Welliver's Appeal

the opinion of the Court was filed by

Paxson, J.:

This is a question of costs. We have no less than four decrees of the court below, from the last of which this appeal was taken.

The first decree was made January 24, 1881, and was a final decree in the cause. While it is not clearly expressed, it is yet evident that the plaintiffs’ bill was dismissed, the injunction dissolved, and the costs of the suit in equity, “ excepting the costs incurred before the master by the taking of testimony in behalf of the defendants,” were imposed upon the plaintiff. That portion of the decree regarding the costs is obscure, but we think the meaning of the decree is to put the costs as above stated upon the plaintiff. It provides for collecting them out of his property, and although the decree could not be enforced as made ; that is to say, the costs in the suit in equity could not be taxed and collected in another and independent suit upon the mortgage, yet we are of opinion the liability of the plaintiff for the, costs was fixed by this decree, and, as there was no appeal therefrom, we are unable to see how it could afterwards be changed without the consent of the parties.

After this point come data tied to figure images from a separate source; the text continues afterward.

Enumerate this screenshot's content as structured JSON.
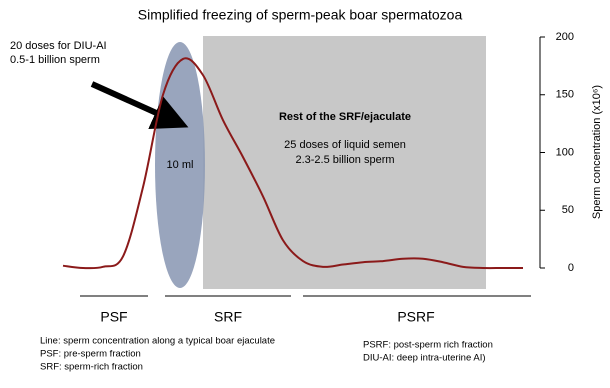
{
  "chart_data": {
    "type": "line",
    "title": "Simplified freezing of sperm-peak boar spermatozoa",
    "ylabel": "Sperm concentration (x10⁶)",
    "y_axis_position": "right",
    "ylim": [
      0,
      200
    ],
    "yticks": [
      0,
      50,
      100,
      150,
      200
    ],
    "categories": [
      null,
      null,
      null,
      null,
      null,
      null,
      null,
      null,
      null,
      null,
      null,
      null,
      null,
      null,
      null,
      null,
      null,
      null,
      null,
      null,
      null,
      null,
      null,
      null
    ],
    "values": [
      2,
      0,
      1,
      10,
      70,
      150,
      181,
      167,
      128,
      96,
      62,
      24,
      6,
      1,
      3,
      5,
      6,
      8,
      8,
      5,
      1,
      0,
      0,
      0
    ],
    "color": "#8b1a1a",
    "annotations": {
      "diu_ai": [
        "20 doses for DIU-AI",
        "0.5-1 billion sperm"
      ],
      "volume": "10 ml",
      "rest_title": "Rest of the SRF/ejaculate",
      "rest_body": [
        "25 doses of liquid semen",
        "2.3-2.5 billion sperm"
      ]
    },
    "segments": [
      "PSF",
      "SRF",
      "PSRF"
    ],
    "footnotes_left": [
      "Line: sperm concentration along a typical boar ejaculate",
      "PSF: pre-sperm fraction",
      "SRF: sperm-rich fraction"
    ],
    "footnotes_right": [
      "PSRF: post-sperm rich fraction",
      "DIU-AI: deep intra-uterine AI)"
    ]
  }
}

Next came the decree of July 2, 1881, which provided merely for the payment of the master’s fee of fifty dollars. Ten dollars thereof was ordered to be paid by Joseph Nesbit, one of the defendants, and the remaining forty dollars by the plaintiffs. This was in entire harmony with the decree of January 24, and was evidently in aid thereof.

*181Then we have the decree of July 9, 1881, which is called the “final decree as to costs.” It provides that “the order of the court of July 2, 1881, is so far modified as to release the plaintiffs from paying any portion of the costs in this case, and it is hereby ordered that the sheriff pay T. C. Hippie, out of the sale of the real estate, forty dollars, and also to pay the balance of the costs in this case.”

It was urged that this order was intendea and treated as a rule upon the sheriff to show cause why the costs .in the equity suit should not be paid out of the funds in his hands produced by the sale of the plaintiffs’ real estate. There is some ground for this contention. The sheriff filed an answer, in which he set forth that he had no funds in his hands applicable to the costs ; that the mortgaged premises sold for less than the mortgage debt, and that he had taken the receipt of the mortgage creditor for the amount of the bid, less the costs of the sale.

Thus the matter stood until October 13, 1883, when the Court, treating the order of July 9, 1881, as a rule upon the sheriff, discharged said rule, directed the sheriff to deliver to Joseph Nesbit the sheriff’s deed for the property sold upon his receipting for $1,799 07, the proceeds of the sale belonging to him as a lien creditor, and that the plaintiffs pay the sum of forty dollars to the master as their proportion of the costs; that they pay all the other costs in the case, and that in default of such payment an attachment shall issue against said plaintiff to enforce payment of the sum.

It is obvious that this decree is in entire harmony with the final decree of the Court, made January 24, 1881, and, so far as it seeks the enforcement of that decree, is unobjectionable. Is the decree of July 9, 1881, in the way? IVe think not. We might well treat that order as the court below regarded it, as a mere rule upon the sheriff. As a final decree as to costs, it is insensible. It appears to release the plaintiffs from paying any portion of the costs, and yet it orders the costs to be paid out of the proceeds of the sale of the plaintiffs’ real estate. This order, as well as the final decree of January 24, 1881, was evidently made by the Court under the belief that the sale of the mortgaged premises of the plaintiffs would produce sufficient funds to pay the debt, interest, and costs upon that writ, the costs of the sheriff’s sale, and the costs in the equity suit. This, as we have said, was a mistake. As before observed, the costs in the equity suit could not be taxed in that case, and there was no *182fund to pay them. Upon whom, then, must the costs fall? Clearly upon the plaintiffs, whose bill was dismissed, and who were fixed for the costs by the decree of January 24, 1881.

Further, if we treat the order of July 9 as a decree as to costs, it will not avail, as it conflicts with the final decree of January 24. That decree was not appealed from. The order of July 2 was in the nature of execution process to enforce the decree of January 24. It does not purport to alter or amend it. That was a final and definitive decree, unreversed and unappealed. That portion of the order of July 9 which says: “The order of the court of July 2, 1881, is so far modified as to release the plaintiffs from paying any portion of the costs in the case.” was evidently inadvertently made by the court below upon the suggestion of counsel, without having the record of the case before it. It was so stated by the learned judge below in his opinion.

Objection was made to' that portion of the decree of October 13, 1883, which orders an attachment to go out, upon failure of the plaintiffs to pay the costs. As no attachment has in fact been issued; no harm has been done. It is proper to say, however, that an attachment will not lie for costs : Pierce v. Scott, Legal Int., Vol. 40, p. 320.

The decree is affirmed and the appeal dismissed at the costs of the appellants.